Monitoring Your Local Deployment
Once you’re running in production, monitor these metrics:
import requests
def check_health(base_url: str = "http://localhost:8000"):
# vLLM exposes metrics at /metrics (Prometheus format)
metrics = requests.get(f"{base_url}/metrics").text
# Key metrics to watch:
# - vllm:num_requests_running (current load)
# - vllm:num_requests_waiting (queue depth)
# - vllm:gpu_cache_usage_perc (memory pressure)
# - vllm:avg_generation_throughput_toks_per_s (performance)
return metrics
Set up alerts when GPU cache usage exceeds 90% or request queue depth grows consistently. These indicate you need to scale up (more GPUs) or optimize (better batching, shorter max_tokens).
FAQ
Can I run DeepSeek Vision on a Mac with Apple Silicon?
Yes, using Ollama or llama.cpp with the GGUF format. An M2 Ultra with 192GB unified memory can run the full 27B model in Q5_K_M quantization. An M4 Pro with 48GB handles the 16B model comfortably. Performance is roughly 3-5x slower than an equivalent NVIDIA GPU due to Metal’s lower throughput on matrix operations. Fine for development, not great for production throughput.
How much does GPU rental cost for self-hosting?
A100 80GB instances run roughly $1.50-2.50/hour on major cloud providers (Lambda, RunPod, Vast.ai). Reserved instances drop to $0.80-1.20/hour with annual commitments. For comparison, processing 100K images on the API costs about $40 with V4-Flash. You’d need to run the GPU for 20-25 hours to process the same volume, costing $30-60. The API wins on small-to-medium volume.
Is the MIT license really “do anything”?
Yes. MIT is one of the most permissive open-source licenses. You can use DeepSeek-VL2 commercially, modify it, redistribute it, embed it in proprietary products, and never share your modifications. The only requirement is including the copyright notice. There are no usage restrictions, no “responsible AI” clauses, and no revenue-sharing. This is a genuine advantage over some alternatives that use more restrictive licenses.
What’s the quality gap between local VL2 and the V4-Flash API?
Roughly 2-4% lower accuracy on complex tasks, with minimal difference on simple OCR. The V4 API models have been trained on more data and fine-tuned more extensively than the open-weight VL2 release. For straightforward document extraction, you won’t notice the difference. For tasks requiring nuanced reasoning (comparing documents, interpreting ambiguous handwriting), the API models pull ahead meaningfully.

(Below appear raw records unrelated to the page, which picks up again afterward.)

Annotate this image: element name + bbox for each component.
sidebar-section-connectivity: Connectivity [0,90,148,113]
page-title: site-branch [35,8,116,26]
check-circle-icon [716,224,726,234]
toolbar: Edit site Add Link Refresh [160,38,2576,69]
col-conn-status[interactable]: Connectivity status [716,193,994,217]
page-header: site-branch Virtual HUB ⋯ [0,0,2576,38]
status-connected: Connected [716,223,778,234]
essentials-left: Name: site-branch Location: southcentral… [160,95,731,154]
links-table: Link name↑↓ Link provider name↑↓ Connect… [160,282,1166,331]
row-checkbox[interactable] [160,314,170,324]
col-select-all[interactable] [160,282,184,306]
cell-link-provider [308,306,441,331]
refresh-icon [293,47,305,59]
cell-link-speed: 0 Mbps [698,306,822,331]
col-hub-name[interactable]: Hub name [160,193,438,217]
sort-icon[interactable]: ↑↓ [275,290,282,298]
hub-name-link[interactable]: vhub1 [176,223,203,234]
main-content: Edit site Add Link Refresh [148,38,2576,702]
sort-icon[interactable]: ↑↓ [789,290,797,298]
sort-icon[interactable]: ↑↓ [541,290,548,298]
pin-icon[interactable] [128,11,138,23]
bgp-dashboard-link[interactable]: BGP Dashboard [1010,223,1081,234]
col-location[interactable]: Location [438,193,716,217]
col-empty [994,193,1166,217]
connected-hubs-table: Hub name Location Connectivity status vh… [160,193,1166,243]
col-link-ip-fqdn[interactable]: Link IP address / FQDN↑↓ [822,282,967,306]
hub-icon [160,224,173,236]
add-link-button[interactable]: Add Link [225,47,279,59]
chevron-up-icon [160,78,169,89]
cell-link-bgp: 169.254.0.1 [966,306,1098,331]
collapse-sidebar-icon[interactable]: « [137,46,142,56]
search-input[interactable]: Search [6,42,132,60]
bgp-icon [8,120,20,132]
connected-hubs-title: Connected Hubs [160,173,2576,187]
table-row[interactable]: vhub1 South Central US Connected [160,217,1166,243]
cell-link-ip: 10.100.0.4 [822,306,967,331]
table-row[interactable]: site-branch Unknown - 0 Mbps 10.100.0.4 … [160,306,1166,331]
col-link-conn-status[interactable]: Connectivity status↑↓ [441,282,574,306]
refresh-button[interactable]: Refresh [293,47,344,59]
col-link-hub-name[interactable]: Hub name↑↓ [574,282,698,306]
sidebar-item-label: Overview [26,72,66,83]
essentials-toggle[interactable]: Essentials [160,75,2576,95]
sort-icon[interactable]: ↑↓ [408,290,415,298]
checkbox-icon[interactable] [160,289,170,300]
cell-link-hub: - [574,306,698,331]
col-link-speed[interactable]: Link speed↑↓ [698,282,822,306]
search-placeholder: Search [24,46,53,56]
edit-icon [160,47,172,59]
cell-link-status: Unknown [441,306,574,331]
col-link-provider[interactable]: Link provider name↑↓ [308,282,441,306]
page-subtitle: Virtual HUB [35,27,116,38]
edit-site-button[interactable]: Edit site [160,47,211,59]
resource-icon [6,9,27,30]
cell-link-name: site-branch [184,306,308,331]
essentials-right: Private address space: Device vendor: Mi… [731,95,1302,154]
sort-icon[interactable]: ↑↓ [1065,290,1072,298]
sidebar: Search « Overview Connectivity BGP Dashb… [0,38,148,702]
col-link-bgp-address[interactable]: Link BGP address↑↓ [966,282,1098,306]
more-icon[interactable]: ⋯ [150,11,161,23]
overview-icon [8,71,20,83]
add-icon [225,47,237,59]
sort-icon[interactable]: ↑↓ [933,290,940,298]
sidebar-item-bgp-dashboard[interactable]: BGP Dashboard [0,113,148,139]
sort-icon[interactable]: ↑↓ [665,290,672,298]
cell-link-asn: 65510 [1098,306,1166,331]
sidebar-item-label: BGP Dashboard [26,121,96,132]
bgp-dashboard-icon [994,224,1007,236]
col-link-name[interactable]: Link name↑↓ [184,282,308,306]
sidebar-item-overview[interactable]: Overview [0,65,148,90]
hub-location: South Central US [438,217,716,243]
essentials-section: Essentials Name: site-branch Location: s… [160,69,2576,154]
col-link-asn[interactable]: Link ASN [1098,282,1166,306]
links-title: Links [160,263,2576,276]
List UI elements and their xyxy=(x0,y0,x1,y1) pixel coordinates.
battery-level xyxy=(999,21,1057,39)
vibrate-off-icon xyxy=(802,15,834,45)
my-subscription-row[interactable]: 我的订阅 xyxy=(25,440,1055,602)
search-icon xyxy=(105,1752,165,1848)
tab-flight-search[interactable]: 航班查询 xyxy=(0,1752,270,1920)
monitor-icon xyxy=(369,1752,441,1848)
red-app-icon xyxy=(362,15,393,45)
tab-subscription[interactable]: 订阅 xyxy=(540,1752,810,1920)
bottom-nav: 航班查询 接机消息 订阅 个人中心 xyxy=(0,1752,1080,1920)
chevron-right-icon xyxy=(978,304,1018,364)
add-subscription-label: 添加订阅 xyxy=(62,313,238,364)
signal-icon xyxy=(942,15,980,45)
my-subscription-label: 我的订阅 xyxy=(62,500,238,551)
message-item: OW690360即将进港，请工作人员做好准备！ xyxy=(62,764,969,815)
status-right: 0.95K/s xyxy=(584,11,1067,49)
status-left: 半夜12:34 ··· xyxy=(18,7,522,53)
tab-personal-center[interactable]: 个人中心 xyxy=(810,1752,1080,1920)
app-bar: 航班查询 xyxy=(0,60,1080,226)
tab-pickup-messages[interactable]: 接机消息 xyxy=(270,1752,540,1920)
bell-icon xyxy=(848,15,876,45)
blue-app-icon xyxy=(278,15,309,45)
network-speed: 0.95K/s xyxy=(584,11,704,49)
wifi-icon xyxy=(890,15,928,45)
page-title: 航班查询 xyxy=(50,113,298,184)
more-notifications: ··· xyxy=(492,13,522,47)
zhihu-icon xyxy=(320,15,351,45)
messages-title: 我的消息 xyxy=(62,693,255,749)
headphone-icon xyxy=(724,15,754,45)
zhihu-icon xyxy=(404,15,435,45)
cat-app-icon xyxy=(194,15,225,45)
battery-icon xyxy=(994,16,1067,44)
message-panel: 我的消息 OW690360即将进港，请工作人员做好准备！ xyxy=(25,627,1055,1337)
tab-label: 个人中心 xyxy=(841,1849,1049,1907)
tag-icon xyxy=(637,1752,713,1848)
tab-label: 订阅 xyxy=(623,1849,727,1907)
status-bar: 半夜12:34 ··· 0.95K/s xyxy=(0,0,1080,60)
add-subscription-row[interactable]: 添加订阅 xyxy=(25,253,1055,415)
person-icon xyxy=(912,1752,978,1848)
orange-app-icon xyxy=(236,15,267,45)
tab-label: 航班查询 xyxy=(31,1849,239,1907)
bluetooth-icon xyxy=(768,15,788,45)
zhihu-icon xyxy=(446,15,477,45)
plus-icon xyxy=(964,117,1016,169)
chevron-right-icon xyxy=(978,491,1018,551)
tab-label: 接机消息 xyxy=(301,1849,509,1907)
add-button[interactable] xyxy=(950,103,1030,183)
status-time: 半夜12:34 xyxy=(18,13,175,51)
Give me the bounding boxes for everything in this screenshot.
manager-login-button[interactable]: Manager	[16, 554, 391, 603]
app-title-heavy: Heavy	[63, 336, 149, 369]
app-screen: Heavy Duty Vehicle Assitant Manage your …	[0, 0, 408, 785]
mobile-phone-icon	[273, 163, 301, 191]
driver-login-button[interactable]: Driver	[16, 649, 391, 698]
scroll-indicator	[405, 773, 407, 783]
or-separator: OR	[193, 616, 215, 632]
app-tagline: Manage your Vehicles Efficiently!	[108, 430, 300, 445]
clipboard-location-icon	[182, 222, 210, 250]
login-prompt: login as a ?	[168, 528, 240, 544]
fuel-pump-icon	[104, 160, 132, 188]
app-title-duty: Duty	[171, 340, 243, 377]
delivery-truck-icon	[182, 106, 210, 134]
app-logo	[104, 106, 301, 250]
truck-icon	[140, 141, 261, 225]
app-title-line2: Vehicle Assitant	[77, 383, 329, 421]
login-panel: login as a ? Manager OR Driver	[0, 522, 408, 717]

Can I fine-tune the model for my specific documents?
Yes. Since you have the full weights, you can fine-tune using LoRA or full fine-tuning on your document types. This can close the gap with the API models and even surpass them on your specific domain. You’ll need a few hundred labeled examples (image + expected output pairs). Tools like axolotl and unsloth make fine-tuning vision models reasonably straightforward with a single A100.
Should I be worried about running Chinese AI models?
The MIT-licensed weights are just numbers. There’s no phone-home functionality, no telemetry, no data collection. Once downloaded, the model runs entirely offline. The concern about Chinese data laws applies only to the API (where your data goes to their servers), not to self-hosting. Running the model locally is exactly as safe as running any other open-source software on your machine. Verify this yourself by monitoring network traffic during inference.